The subject matter disclosed herein relates to medical imaging and patient monitoring systems that use wireless communication to exchange data between host and client devices within the system.
In current wireless medical imaging environments, X-ray imaging systems typically include an imaging subsystem base station and a detector. The imaging subsystem may be a fixed or mobile base station host and may employ one or more detachable or wireless detector clients. Similarly, wireless patient monitoring systems include a patient monitoring base station host that may communicate with one or more wireless sensor clients. For most wireless communication standards, including Wi-Fi and ultra-wide band (UWB), the total allowed frequency range for the standard is divided into various channels that are each represented by a respective channel number. Each channel operates relatively independently of the others, allowing devices to be configured to use specific channels within the standard to limit interference with one another during communication. Both the total frequency range and individual channels within the range may be regulated and allowed or disallowed by local governing bodies in a particular geographic region.
Like many methods of communication, wireless data connections are subject to potentially noisy channels as a result of environmental electromagnetic interference. Environmental noise can be a particular problem in the hospital setting, where numerous pieces of electrical equipment and wireless communication devices are operating in close proximity to one another. To further exacerbate the problem, the data throughput requirements for wireless medical systems can be at times both sizable and inflexible.

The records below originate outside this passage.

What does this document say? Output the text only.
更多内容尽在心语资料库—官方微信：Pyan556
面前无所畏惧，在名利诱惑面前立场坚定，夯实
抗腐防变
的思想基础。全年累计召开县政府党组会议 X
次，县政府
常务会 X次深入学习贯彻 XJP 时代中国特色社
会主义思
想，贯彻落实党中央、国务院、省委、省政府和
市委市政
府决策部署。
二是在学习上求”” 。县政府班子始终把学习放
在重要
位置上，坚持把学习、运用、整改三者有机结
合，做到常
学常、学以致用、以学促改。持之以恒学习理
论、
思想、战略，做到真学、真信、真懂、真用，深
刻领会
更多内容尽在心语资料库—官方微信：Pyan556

As the quality of a wireless connection between a host and a client begins to degrade due to channel noise, bits of data within data packages can be interpreted erroneously upon receipt due to the effects of noise on the data signal. While various data checking and verification schemes allow such errors to be detected, detecting such an error will result in a request for, and a resend of, the entire erroneous data package, lowering the data throughput of the system as a result of the additional overhead.